Le point 5 est préoccupant et la clé est écrite en petits caractères. Il peut être critique au niveau de l'élevage. Les agriculteurs doivent améliorer leur façon de produire des porcs sans avoir besoin d'un soutien continu des antimicrobiens. L'industrie de la volaille sera obligée de le faire par la pression des supermarchés. La biosécurité est également essentielle. Quoi qu'il en soit, il est difficile d'investir dans de nouvelles installations lorsque l'économie est en danger, comme cela a été démontré avec l'interdiction des cages de pondeuses dans l'UE. Avec l'augmentation probable des prix, les marges seront encore réduites, ce qui fera réduire les investissements.
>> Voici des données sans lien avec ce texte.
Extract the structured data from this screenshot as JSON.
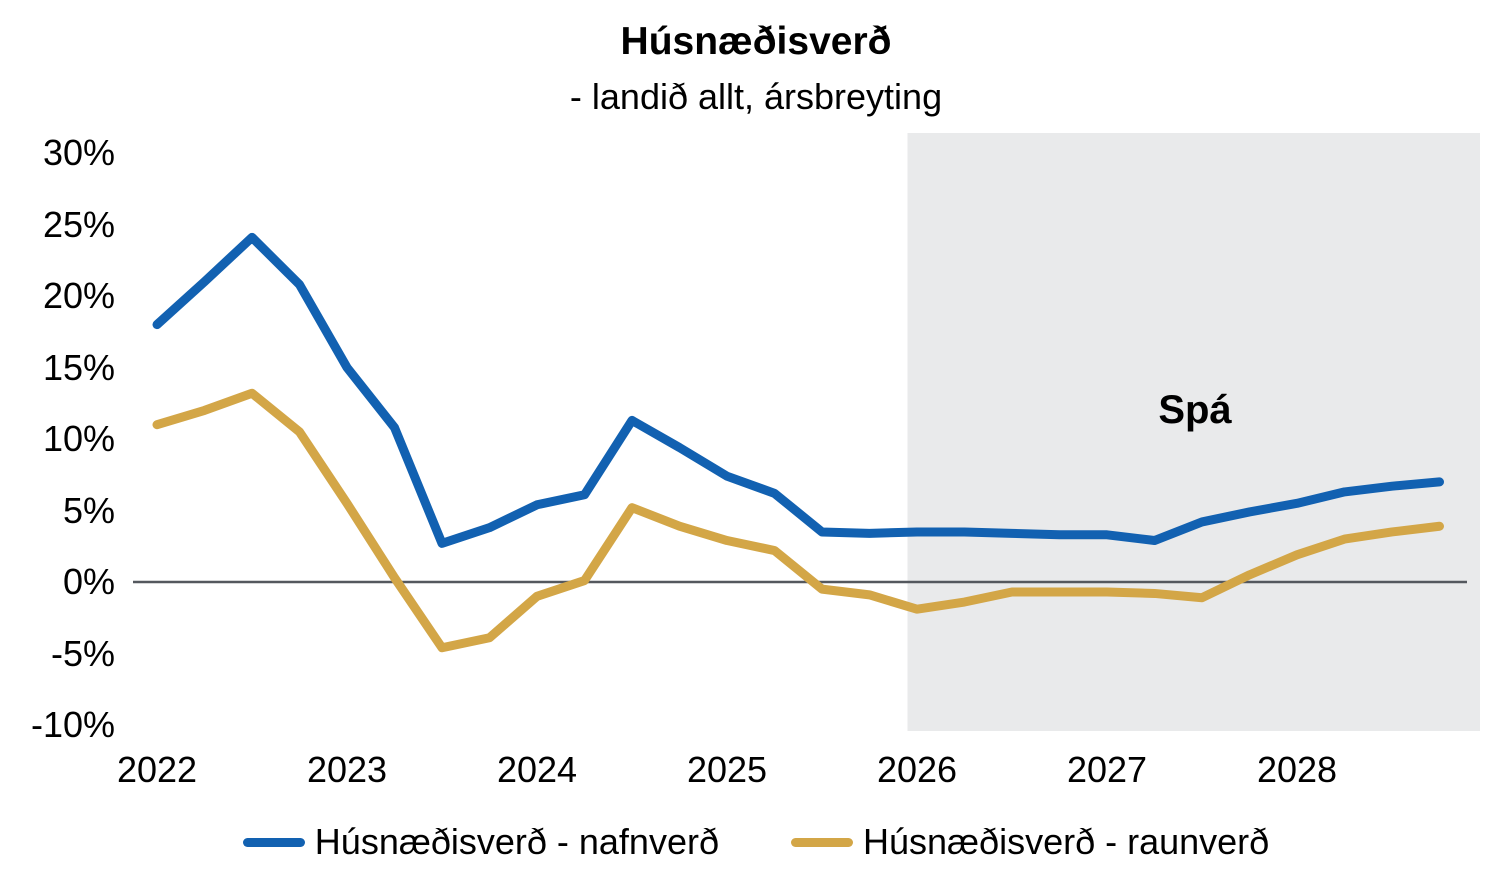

Les points 6 et 7 sont liés. Les vétérinaires ont-ils besoin de nouveaux antibiotiques? Probablement oui, mais qui va développer quelque chose pour le monde vétérinaire dans l'Union européenne? Je pense que cela dépendra en grande partie de ce qui est disponible dans d'autres États membres et il faudra faire des dossiers de reconnaissance mutuelle.
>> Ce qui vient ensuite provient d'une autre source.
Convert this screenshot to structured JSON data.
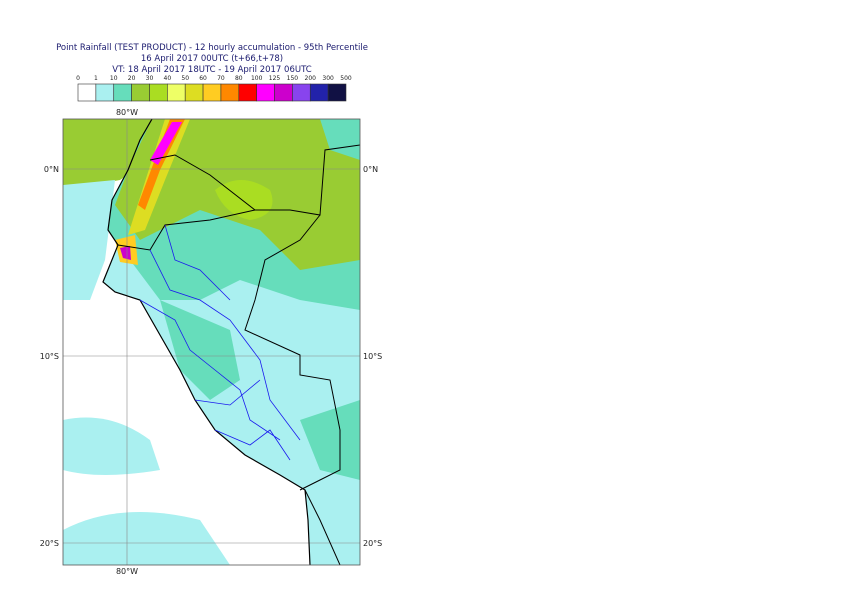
{
  "title": [
    "Point Rainfall (TEST PRODUCT) - 12 hourly accumulation - 95th Percentile",
    "16 April 2017 00UTC (t+66,t+78)",
    "VT: 18 April 2017 18UTC - 19 April 2017 06UTC"
  ],
  "legend": {
    "levels": [
      0,
      1,
      10,
      20,
      30,
      40,
      50,
      60,
      70,
      80,
      100,
      125,
      150,
      200,
      300,
      500
    ],
    "colors": [
      "#ffffff",
      "#aaf0f0",
      "#66ddbb",
      "#99cc33",
      "#aadd22",
      "#eeff66",
      "#dddd22",
      "#ffcc22",
      "#ff8800",
      "#ff0000",
      "#ff00ff",
      "#cc00cc",
      "#8844ee",
      "#2222aa",
      "#111144"
    ]
  },
  "map": {
    "lon_labels": [
      "80°W"
    ],
    "lat_labels": [
      "0°N",
      "10°S",
      "20°S"
    ]
  }
}
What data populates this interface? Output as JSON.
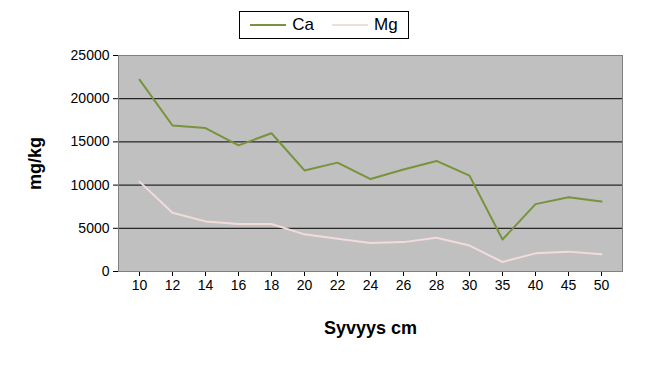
{
  "chart_data": {
    "type": "line",
    "x_label": "Syvyys cm",
    "y_label": "mg/kg",
    "categories": [
      10,
      12,
      14,
      16,
      18,
      20,
      22,
      24,
      26,
      28,
      30,
      35,
      40,
      45,
      50
    ],
    "series": [
      {
        "name": "Ca",
        "color": "#77933c",
        "values": [
          22200,
          16900,
          16600,
          14600,
          16000,
          11700,
          12600,
          10700,
          11800,
          12800,
          11100,
          3700,
          7800,
          8600,
          8100
        ]
      },
      {
        "name": "Mg",
        "color": "#f2dcdb",
        "values": [
          10400,
          6800,
          5800,
          5500,
          5500,
          4300,
          3800,
          3300,
          3400,
          3900,
          3000,
          1100,
          2100,
          2300,
          2000
        ]
      }
    ],
    "ylim": [
      0,
      25000
    ],
    "yticks": [
      0,
      5000,
      10000,
      15000,
      20000,
      25000
    ],
    "grid": true,
    "legend": "top"
  }
}
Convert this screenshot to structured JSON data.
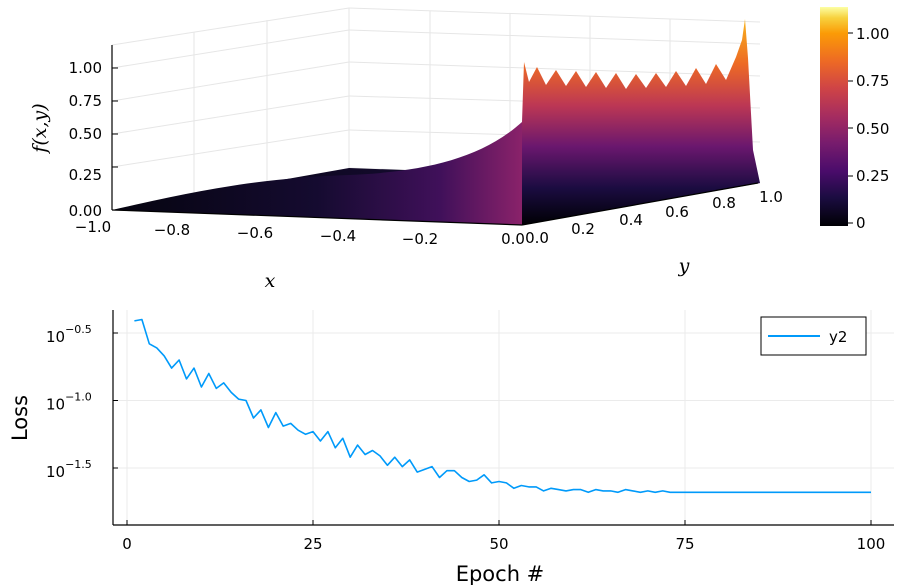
{
  "chart_data": [
    {
      "type": "surface",
      "xlabel": "x",
      "ylabel": "y",
      "zlabel": "f(x,y)",
      "xlim": [
        -1.0,
        0.0
      ],
      "ylim": [
        0.0,
        1.0
      ],
      "zlim": [
        0.0,
        1.15
      ],
      "x_tick_labels": [
        "−1.0",
        "−0.8",
        "−0.6",
        "−0.4",
        "−0.2",
        "0.0"
      ],
      "y_tick_labels": [
        "0.0",
        "0.2",
        "0.4",
        "0.6",
        "0.8",
        "1.0"
      ],
      "z_tick_labels": [
        "0.00",
        "0.25",
        "0.50",
        "0.75",
        "1.00"
      ],
      "colorbar": {
        "ticks": [
          {
            "value": 0,
            "label": "0"
          },
          {
            "value": 0.25,
            "label": "0.25"
          },
          {
            "value": 0.5,
            "label": "0.50"
          },
          {
            "value": 0.75,
            "label": "0.75"
          },
          {
            "value": 1.0,
            "label": "1.00"
          }
        ],
        "range": [
          0,
          1.15
        ],
        "colormap": "inferno"
      },
      "profile_along_x_at_y0": {
        "x": [
          -1.0,
          -0.8,
          -0.6,
          -0.4,
          -0.2,
          0.0
        ],
        "z": [
          0.0,
          0.04,
          0.07,
          0.1,
          0.2,
          0.6
        ]
      },
      "edge_at_x0": {
        "y": [
          0.0,
          0.1,
          0.2,
          0.3,
          0.4,
          0.5,
          0.6,
          0.7,
          0.8,
          0.9,
          1.0
        ],
        "z": [
          0.62,
          0.85,
          0.98,
          1.0,
          1.0,
          1.0,
          1.0,
          1.0,
          1.0,
          1.0,
          1.15
        ]
      }
    },
    {
      "type": "line",
      "xlabel": "Epoch #",
      "ylabel": "Loss",
      "xlim": [
        0,
        100
      ],
      "ylim_log10": [
        -1.95,
        -0.38
      ],
      "y_scale": "log10",
      "grid": true,
      "legend_position": "top-right",
      "x_ticks": [
        0,
        25,
        50,
        75,
        100
      ],
      "x_tick_labels": [
        "0",
        "25",
        "50",
        "75",
        "100"
      ],
      "y_ticks_log10": [
        -0.5,
        -1.0,
        -1.5
      ],
      "y_tick_exponents": [
        "−0.5",
        "−1.0",
        "−1.5"
      ],
      "y_tick_base": "10",
      "series": [
        {
          "name": "y2",
          "color": "#009AFA",
          "x": [
            1,
            2,
            3,
            4,
            5,
            6,
            7,
            8,
            9,
            10,
            11,
            12,
            13,
            14,
            15,
            16,
            17,
            18,
            19,
            20,
            21,
            22,
            23,
            24,
            25,
            26,
            27,
            28,
            29,
            30,
            31,
            32,
            33,
            34,
            35,
            36,
            37,
            38,
            39,
            40,
            41,
            42,
            43,
            44,
            45,
            46,
            47,
            48,
            49,
            50,
            51,
            52,
            53,
            54,
            55,
            56,
            57,
            58,
            59,
            60,
            61,
            62,
            63,
            64,
            65,
            66,
            67,
            68,
            69,
            70,
            71,
            72,
            73,
            74,
            75,
            76,
            77,
            78,
            79,
            80,
            81,
            82,
            83,
            84,
            85,
            86,
            87,
            88,
            89,
            90,
            91,
            92,
            93,
            94,
            95,
            96,
            97,
            98,
            99,
            100
          ],
          "log10_y": [
            -0.41,
            -0.4,
            -0.58,
            -0.61,
            -0.67,
            -0.76,
            -0.7,
            -0.84,
            -0.76,
            -0.9,
            -0.8,
            -0.91,
            -0.87,
            -0.94,
            -0.99,
            -1.0,
            -1.13,
            -1.07,
            -1.2,
            -1.09,
            -1.19,
            -1.17,
            -1.22,
            -1.25,
            -1.23,
            -1.3,
            -1.23,
            -1.35,
            -1.28,
            -1.42,
            -1.33,
            -1.4,
            -1.37,
            -1.41,
            -1.48,
            -1.42,
            -1.49,
            -1.44,
            -1.53,
            -1.51,
            -1.49,
            -1.57,
            -1.52,
            -1.52,
            -1.57,
            -1.6,
            -1.59,
            -1.55,
            -1.61,
            -1.6,
            -1.61,
            -1.65,
            -1.63,
            -1.64,
            -1.64,
            -1.67,
            -1.65,
            -1.66,
            -1.67,
            -1.66,
            -1.66,
            -1.68,
            -1.66,
            -1.67,
            -1.67,
            -1.68,
            -1.66,
            -1.67,
            -1.68,
            -1.67,
            -1.68,
            -1.67,
            -1.68,
            -1.68,
            -1.68,
            -1.68,
            -1.68,
            -1.68,
            -1.68,
            -1.68,
            -1.68,
            -1.68,
            -1.68,
            -1.68,
            -1.68,
            -1.68,
            -1.68,
            -1.68,
            -1.68,
            -1.68,
            -1.68,
            -1.68,
            -1.68,
            -1.68,
            -1.68,
            -1.68,
            -1.68,
            -1.68,
            -1.68,
            -1.68
          ]
        }
      ]
    }
  ]
}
Les points 9, 10, 11 et 12 sont liés. On considère qu'il y aura plus de contrôle sur l'utilisation des antimicrobiens chez les animaux, peut-être jusqu’au niveau du vétérinaire. Les gros consommateurs devront faire face à un défi, comme au Danemark et aux Pays-Bas et, éventuellement, être réprimés. Il faudra plus de recherche et la coopération entre les médecins et les vétérinaires pour identifier le niveau de transmission entre les deux domaines. Je suis de ceux qui croient qu'il est relativement faible (figure 2), mais il faut le démontrer de manière adéquate.
Figure 2. Comparaison de l’utilisation humaine (Communauté du Royaume-Uni et hôpitaux en Angleterre et au Pays de Galles) et animale (VMD, 2010).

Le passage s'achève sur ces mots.